Cloud migration bottleneck #5: Data transfer
When comparing network transfer to media shipment, it is easy to focus on just the shipping time. For example, an 80 terabyte AWS Snowball device might be sent by next-day courier, achieving an apparent data rate of more than eight gigabits per second. But this ignores the time it takes to acquire the device, configure and load it, prepare it for return, and allow the cloud vendor to copy the data off on the back-end. Customers of ours who do this regularly report that four-week turnaround times (from device ordering to data available in the cloud) are common. That brings the actual data transfer rate of shipping the device down to just 300 megabits per second, much less if the device is not completely filled.
Network transfer speeds likewise depend on a number of factors, foremost being the local uplink. You can’t send data faster than the physical bit rate, though careful data preparation can reduce the amount of data you need to send. Legacy protocols, including those that cloud vendors use by default for object storage, have difficulty with speed and reliability across long-distance Internet paths, which can make achieving that bit rate difficult. I could write many articles about the challenges involved here, but this is one you do not have to solve yourself. Data Expedition is one of a few companies that specialize in ensuring that the path is fully utilized regardless of how far away your data is from its cloud destination. For example, one gigabit Internet connection with acceleration software like CloudDat yields 900 megabits per second, three times the net throughput of an AWS Snowball.
The biggest difference between physical shipment and network transfer is also one of the most commonly overlooked during proof-of-concept. With physical shipment, the first byte you load onto the device must wait until the last byte is loaded before you can ship. This means that if it takes weeks to load the device, then some of your data will be weeks out of date by the time it arrives in the cloud. Even when data sets reach the petabyte levels where physical shipment may be faster over all, the ability to keep priority data current during the migration process may still favor network transfer for key assets. Careful planning during the filtering and prioritization phase of data preparation is essential, and may allow for a hybrid approach.
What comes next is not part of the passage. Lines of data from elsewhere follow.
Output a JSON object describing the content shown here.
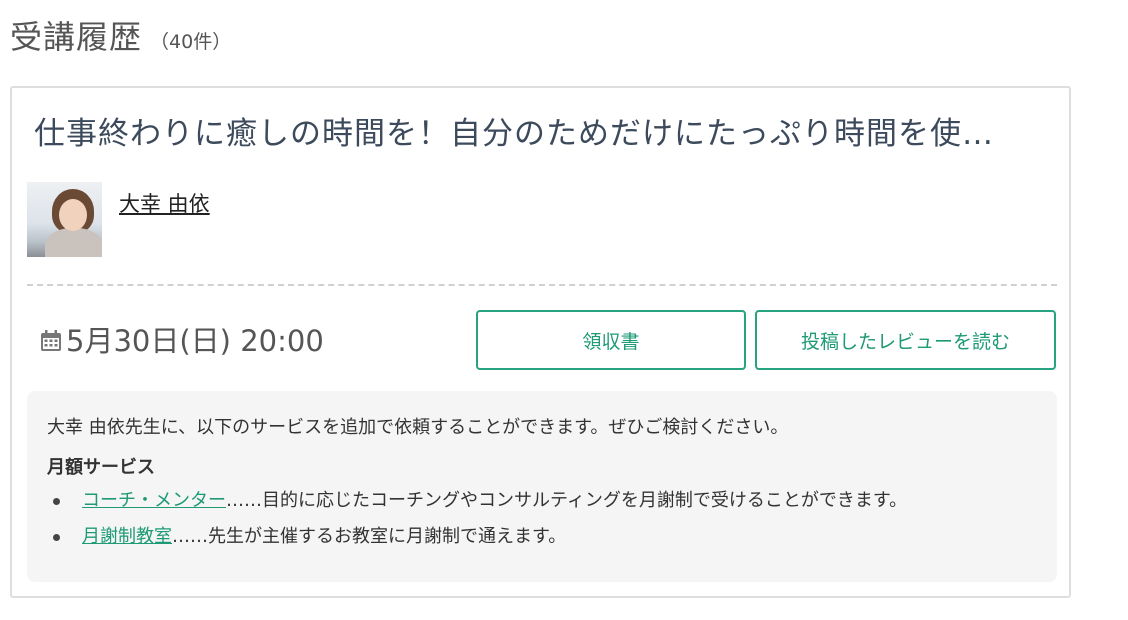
{
  "header": {
    "title": "受講履歴",
    "count": "（40件）"
  },
  "card": {
    "course_title": "仕事終わりに癒しの時間を！自分のためだけにたっぷり時間を使…",
    "teacher_name": "大幸 由依",
    "date": "5月30日(日) 20:00",
    "buttons": {
      "receipt": "領収書",
      "review": "投稿したレビューを読む"
    },
    "info": {
      "intro": "大幸 由依先生に、以下のサービスを追加で依頼することができます。ぜひご検討ください。",
      "heading": "月額サービス",
      "items": [
        {
          "link": "コーチ・メンター",
          "description": "……目的に応じたコーチングやコンサルティングを月謝制で受けることができます。"
        },
        {
          "link": "月謝制教室",
          "description": "……先生が主催するお教室に月謝制で通えます。"
        }
      ]
    }
  },
  "colors": {
    "accent": "#27a380",
    "title": "#3c4a5c",
    "info_bg": "#f5f5f5"
  },
  "icons": {
    "date": "calendar-icon"
  }
}
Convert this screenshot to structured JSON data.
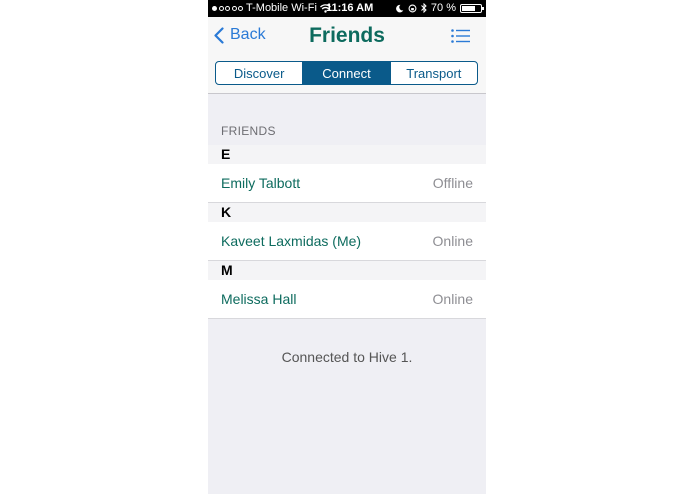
{
  "status_bar": {
    "carrier": "T-Mobile Wi-Fi",
    "time": "11:16 AM",
    "battery": "70 %",
    "battery_level": 0.7
  },
  "nav": {
    "back_label": "Back",
    "title": "Friends"
  },
  "tabs": [
    {
      "label": "Discover",
      "active": false
    },
    {
      "label": "Connect",
      "active": true
    },
    {
      "label": "Transport",
      "active": false
    }
  ],
  "friends_section": {
    "header": "FRIENDS",
    "groups": [
      {
        "letter": "E",
        "name": "Emily Talbott",
        "status": "Offline"
      },
      {
        "letter": "K",
        "name": "Kaveet Laxmidas (Me)",
        "status": "Online"
      },
      {
        "letter": "M",
        "name": "Melissa Hall",
        "status": "Online"
      }
    ]
  },
  "footer": {
    "message": "Connected to Hive 1."
  },
  "colors": {
    "accent_green": "#0d6b5e",
    "segment_blue": "#0a5a8a",
    "back_blue": "#2a7ad6"
  }
}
Getting the data into a cloud provider may not be the end of the data transfer step. If it needs to be replicated to multiple regions or providers, plan carefully how it will get there. Upload over the Internet is free, while AWS, for example, charges up to two cents per gigabyte for interregional data transfer and nine cents per gigabyte for transfer to other cloud vendors. Both methods will face bandwidth limitations that could benefit from transport acceleration such as CloudDat.
Cloud migration bottleneck #6: Cloud scaling
Once data arrives at its destination in the cloud, the migration process is only half finished. Checksums come first: Make sure that the bytes that arrived match those that were sent. This can be trickier than you may realize. File storage uses layers of caches that can hide corruption of data that was just uploaded. Such corruption is rare, but until you’ve cleared all of the caches and re-read the files, you can’t be sure of any checksums. Rebooting the instance or unmounting the storage does a tolerable job of clearing caches.
Validating object storage checksums requires that each object be read out into an instance for calculation. Contrary to popular belief, object “E-tags” are not useful as checksums. Objects uploaded using multipart techniques in particular can only be validated by reading them back out.